So helpful! Thank you @Victor_G !
There are multiple strategies for replication:
1. Completely randomized replicates (CRR): The purpose is to get an estimate of the random errors while reducing the bias of the estimate. This estimate can subsequently be used for statistical tests (MSmodel/MSerror). CRR also likely increases the inference space, but this can compromise the precision (Box's definition) of the design. This strategy is used when the noise has not been identified. This typically doubles the size of the experiment.
2. Randomized complete block designs (RCBD): The purpose is to increase the inference space while simultaneously increasing the precision of the design. In addition, the block and block-by-interaction effects can be assigned which is required for robust design. This also doubles the size of the experiment. If you can identify the noise, this is a more effective and efficient strategy.

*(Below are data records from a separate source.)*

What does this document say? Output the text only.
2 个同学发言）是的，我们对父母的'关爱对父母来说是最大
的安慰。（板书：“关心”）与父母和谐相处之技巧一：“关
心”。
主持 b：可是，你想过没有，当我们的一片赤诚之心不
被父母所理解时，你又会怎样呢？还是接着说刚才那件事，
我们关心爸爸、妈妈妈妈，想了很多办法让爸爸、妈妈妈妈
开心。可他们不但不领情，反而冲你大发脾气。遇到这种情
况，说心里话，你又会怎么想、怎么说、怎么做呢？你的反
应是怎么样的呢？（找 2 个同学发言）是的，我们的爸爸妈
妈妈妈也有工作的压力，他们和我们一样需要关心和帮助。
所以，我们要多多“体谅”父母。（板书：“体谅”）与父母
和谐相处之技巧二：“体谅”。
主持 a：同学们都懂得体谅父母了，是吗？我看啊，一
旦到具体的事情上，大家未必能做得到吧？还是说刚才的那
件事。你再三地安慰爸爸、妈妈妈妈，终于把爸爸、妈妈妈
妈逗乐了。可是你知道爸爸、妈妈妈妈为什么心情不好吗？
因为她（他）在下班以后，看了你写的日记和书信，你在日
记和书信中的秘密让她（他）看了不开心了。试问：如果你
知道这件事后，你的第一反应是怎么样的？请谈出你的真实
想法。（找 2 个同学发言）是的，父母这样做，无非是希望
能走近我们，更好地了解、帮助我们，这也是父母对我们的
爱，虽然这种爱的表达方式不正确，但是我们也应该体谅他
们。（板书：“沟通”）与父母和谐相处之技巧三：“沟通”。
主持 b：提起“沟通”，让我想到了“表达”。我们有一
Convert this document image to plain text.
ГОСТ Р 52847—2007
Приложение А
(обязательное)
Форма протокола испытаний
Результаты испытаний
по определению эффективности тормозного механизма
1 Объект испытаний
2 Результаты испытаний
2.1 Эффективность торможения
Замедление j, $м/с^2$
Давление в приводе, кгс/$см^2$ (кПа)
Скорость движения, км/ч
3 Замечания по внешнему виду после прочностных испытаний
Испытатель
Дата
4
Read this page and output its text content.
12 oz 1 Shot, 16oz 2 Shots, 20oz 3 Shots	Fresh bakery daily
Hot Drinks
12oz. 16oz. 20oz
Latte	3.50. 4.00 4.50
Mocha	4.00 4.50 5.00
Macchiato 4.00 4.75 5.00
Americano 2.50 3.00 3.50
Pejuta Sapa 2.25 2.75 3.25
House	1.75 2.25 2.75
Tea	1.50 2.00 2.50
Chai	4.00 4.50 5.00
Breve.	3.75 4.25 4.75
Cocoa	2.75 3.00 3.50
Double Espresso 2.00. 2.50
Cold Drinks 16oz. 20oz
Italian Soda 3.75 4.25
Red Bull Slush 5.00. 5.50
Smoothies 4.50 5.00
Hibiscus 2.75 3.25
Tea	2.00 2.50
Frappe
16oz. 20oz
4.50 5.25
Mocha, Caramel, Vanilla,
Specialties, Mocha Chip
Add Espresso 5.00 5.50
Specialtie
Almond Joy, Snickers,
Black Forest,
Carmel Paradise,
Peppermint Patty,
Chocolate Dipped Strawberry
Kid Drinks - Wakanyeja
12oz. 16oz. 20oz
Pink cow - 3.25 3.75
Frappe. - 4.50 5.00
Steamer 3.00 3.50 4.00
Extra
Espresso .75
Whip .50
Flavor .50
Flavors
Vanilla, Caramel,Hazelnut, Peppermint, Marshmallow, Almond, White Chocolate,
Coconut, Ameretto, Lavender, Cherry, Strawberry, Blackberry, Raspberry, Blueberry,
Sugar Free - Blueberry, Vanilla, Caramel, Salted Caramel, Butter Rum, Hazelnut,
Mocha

"Block what you can, randomize what you cannot" G.E.P. Box
3. Randomized incomplete block designs (RIBD or BIB): Similar to RCBD, but the block is fractionated (like fractional factorials). In this case, higher order model effects will be confounded with higher order block effects. This is an efficient strategy to assign the noise effects, increase the inference space while increasing the design precision. It does not require doubling the size of the experiment. This strategy is more useful in the processing or manufacturing setting rather than in the product or process design setting.